If you haven’t read Injustice yet (free chapter here) there is a good review by Academy Award nominated screenwriter (so fun to say) Roger Simon here.  He calls Injustice “Maybe the most important American publication this year.”  A snippet:


That out of the way, let me turn to why I believe Injustice may be the most important American publication this year. Simply, the book details quite specifically how the U.S. DOJ has been corrupted, hijacked might be a more appropriate term, by so-called “progressive” ideology to the extent that it no longer functions remotely as a genuine Department of Justice, but as something out of Orwell’s Animal Farm or Ugo Betti’s Corruption in the Palace of Justice. Just as in Orwell, justice is selectively and unequally applied and, as in Betti, the fish rots from the top.

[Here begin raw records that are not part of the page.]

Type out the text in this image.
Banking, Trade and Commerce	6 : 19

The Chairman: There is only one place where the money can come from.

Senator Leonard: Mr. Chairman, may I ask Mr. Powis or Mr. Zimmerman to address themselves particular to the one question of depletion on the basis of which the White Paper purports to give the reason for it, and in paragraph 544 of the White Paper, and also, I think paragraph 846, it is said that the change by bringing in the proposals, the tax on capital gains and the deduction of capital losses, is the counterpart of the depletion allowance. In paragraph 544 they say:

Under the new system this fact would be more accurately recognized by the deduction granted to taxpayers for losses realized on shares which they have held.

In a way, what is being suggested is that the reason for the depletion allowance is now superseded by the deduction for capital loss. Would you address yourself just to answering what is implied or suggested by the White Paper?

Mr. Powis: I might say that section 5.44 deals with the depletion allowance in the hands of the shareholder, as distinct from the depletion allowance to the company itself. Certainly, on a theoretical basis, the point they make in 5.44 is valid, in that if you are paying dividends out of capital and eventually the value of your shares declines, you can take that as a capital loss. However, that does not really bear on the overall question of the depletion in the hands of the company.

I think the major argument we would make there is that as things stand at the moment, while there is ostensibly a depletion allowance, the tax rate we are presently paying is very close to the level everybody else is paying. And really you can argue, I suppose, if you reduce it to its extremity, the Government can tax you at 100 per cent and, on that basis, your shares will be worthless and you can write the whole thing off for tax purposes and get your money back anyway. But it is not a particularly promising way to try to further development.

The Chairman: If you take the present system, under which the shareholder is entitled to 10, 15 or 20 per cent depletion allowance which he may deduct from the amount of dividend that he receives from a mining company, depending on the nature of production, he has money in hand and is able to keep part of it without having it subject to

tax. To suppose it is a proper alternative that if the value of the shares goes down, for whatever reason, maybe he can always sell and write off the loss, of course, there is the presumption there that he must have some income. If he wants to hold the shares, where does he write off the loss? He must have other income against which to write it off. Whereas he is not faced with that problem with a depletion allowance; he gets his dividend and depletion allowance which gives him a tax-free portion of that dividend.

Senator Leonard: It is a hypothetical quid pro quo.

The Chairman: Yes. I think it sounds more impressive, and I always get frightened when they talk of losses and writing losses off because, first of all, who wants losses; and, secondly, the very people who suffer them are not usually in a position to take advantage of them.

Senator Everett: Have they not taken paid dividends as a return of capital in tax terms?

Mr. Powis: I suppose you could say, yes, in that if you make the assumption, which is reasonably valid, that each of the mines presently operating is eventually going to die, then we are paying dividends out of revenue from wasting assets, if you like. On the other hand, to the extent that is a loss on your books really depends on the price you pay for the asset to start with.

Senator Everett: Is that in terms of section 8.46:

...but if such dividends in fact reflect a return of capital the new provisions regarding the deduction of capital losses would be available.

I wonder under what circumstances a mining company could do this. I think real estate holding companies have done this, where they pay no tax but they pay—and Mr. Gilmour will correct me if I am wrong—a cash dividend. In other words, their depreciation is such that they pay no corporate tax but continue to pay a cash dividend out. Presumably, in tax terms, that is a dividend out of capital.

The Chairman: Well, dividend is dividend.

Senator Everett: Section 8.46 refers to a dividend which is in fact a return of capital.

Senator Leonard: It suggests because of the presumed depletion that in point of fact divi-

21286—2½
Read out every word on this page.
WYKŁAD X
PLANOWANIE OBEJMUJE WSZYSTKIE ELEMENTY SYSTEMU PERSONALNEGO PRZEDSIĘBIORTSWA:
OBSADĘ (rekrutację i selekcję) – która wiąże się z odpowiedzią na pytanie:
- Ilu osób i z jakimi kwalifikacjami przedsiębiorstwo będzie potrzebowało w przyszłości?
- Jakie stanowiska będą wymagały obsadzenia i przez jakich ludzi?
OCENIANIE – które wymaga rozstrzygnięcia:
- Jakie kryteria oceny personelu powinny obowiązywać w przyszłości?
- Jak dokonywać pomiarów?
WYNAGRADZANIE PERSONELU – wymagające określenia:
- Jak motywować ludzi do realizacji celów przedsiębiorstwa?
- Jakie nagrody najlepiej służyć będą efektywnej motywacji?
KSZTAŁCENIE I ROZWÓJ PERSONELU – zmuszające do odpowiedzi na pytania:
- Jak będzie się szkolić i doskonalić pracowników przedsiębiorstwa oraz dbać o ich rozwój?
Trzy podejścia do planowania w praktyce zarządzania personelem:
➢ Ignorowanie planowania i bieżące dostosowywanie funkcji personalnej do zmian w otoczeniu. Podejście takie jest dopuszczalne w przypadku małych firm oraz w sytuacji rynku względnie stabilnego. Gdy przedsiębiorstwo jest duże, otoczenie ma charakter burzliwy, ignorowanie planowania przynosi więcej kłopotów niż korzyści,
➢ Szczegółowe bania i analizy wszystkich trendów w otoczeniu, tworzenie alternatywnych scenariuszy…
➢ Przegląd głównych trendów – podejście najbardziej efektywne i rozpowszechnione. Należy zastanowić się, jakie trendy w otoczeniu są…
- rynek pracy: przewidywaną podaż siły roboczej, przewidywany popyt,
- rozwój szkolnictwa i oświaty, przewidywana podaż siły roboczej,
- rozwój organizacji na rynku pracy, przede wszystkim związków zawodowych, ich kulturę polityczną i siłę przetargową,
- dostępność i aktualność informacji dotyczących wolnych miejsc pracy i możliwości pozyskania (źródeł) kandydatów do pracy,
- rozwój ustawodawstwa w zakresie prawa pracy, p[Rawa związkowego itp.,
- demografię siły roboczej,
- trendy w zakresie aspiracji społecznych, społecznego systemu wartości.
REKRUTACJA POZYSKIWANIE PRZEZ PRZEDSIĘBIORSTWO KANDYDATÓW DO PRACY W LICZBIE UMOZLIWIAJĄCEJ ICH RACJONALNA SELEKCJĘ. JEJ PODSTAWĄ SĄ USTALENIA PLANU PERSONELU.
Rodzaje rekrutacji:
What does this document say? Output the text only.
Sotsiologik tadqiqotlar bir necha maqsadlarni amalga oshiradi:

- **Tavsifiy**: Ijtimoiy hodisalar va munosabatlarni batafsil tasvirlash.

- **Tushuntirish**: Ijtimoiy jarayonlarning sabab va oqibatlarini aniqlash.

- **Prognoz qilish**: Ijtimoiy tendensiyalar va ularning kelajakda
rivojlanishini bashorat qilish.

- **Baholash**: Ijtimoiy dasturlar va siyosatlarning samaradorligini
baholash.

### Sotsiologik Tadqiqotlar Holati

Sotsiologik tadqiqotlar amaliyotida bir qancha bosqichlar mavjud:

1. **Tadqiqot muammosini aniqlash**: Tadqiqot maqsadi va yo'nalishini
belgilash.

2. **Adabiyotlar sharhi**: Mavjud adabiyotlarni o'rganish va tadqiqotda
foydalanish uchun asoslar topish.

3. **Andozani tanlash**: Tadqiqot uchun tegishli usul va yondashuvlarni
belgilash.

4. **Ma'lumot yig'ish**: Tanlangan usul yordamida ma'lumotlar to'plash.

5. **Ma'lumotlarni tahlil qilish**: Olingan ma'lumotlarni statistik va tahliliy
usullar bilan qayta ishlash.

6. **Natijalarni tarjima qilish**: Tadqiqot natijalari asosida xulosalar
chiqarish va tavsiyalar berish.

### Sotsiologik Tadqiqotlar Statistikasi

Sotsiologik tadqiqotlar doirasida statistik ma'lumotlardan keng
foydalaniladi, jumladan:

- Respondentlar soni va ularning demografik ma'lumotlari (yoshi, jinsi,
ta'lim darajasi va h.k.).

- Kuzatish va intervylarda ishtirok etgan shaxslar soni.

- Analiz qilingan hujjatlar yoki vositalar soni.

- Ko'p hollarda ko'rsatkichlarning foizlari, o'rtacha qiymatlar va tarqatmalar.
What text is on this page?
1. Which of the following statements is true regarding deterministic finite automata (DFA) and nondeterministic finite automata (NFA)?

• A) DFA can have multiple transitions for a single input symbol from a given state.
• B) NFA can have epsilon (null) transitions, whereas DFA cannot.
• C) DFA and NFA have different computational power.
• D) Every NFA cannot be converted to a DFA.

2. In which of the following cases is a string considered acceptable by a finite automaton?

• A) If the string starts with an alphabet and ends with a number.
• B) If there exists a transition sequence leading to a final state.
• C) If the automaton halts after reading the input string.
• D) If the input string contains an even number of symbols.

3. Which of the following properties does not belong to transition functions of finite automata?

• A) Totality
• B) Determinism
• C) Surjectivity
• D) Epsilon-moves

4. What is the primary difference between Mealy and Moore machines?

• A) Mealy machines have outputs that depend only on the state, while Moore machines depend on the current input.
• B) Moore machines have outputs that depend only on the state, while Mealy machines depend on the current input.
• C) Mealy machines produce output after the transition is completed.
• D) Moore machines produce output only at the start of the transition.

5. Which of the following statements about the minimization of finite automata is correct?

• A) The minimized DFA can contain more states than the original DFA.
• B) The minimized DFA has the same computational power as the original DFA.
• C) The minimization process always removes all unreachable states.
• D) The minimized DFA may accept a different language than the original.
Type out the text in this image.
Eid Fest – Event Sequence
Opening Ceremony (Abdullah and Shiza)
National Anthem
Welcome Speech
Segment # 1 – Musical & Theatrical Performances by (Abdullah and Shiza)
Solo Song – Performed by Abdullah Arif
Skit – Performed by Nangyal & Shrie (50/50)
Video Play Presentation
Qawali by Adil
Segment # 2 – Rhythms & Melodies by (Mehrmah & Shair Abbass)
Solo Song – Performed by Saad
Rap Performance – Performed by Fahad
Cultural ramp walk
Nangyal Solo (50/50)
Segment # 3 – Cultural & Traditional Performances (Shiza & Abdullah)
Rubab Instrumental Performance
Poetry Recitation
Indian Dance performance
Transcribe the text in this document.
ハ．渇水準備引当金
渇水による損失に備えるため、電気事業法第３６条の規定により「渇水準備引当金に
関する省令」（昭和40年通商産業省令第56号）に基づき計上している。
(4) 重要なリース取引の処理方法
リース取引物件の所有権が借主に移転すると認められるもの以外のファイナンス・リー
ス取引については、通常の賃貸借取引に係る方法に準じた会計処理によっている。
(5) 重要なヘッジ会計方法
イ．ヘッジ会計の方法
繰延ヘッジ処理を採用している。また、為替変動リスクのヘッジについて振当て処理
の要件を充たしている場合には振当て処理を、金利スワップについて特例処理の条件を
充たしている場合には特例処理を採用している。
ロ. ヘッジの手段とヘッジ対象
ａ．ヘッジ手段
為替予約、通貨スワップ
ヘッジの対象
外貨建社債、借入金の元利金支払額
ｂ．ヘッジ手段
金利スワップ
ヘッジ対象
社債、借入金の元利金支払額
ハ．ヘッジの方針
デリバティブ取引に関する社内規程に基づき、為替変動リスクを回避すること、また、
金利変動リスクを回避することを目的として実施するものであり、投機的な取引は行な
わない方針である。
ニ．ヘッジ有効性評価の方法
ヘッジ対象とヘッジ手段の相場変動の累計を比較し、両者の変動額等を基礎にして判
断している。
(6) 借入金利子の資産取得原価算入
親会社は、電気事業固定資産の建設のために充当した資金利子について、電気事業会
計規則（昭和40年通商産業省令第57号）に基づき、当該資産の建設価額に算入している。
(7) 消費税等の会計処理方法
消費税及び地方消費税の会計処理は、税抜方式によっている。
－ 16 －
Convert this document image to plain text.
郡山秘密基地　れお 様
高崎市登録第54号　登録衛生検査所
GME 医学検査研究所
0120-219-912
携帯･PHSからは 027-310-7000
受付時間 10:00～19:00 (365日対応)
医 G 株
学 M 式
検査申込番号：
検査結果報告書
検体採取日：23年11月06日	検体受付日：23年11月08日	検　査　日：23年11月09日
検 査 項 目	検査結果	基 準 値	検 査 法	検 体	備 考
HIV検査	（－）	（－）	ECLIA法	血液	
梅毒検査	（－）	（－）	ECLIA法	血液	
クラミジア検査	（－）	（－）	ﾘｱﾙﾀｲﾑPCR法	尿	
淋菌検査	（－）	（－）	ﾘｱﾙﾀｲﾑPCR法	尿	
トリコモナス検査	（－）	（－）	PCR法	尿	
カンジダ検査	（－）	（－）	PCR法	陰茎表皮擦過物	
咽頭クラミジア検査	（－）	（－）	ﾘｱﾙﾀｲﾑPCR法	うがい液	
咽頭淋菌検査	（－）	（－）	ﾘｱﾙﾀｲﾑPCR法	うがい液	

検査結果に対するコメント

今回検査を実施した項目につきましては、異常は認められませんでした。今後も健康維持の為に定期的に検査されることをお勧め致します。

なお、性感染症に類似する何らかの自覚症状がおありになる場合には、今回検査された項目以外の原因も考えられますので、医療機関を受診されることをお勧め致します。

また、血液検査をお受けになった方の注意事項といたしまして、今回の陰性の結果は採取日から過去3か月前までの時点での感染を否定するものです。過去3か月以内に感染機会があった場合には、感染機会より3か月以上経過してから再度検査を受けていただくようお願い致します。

Adams begins with the Ike Brown case (“Payback in Mississippi”), takes us through the astoundingly ideological hiring practices — approaching left-wing purity tests — of the Obama/Holder DOJ (“Personnel is Policy”) and on to his own involvement, and eventual whistle-blowing, as the DOJ declined to enforce its judgment on the execrable racists of the New Black Panther Party (“Anatomy of a Scandal”). To the Obama/Holder DOJ, only whites, never blacks, could be racists. Past grievances always outweighed present reality.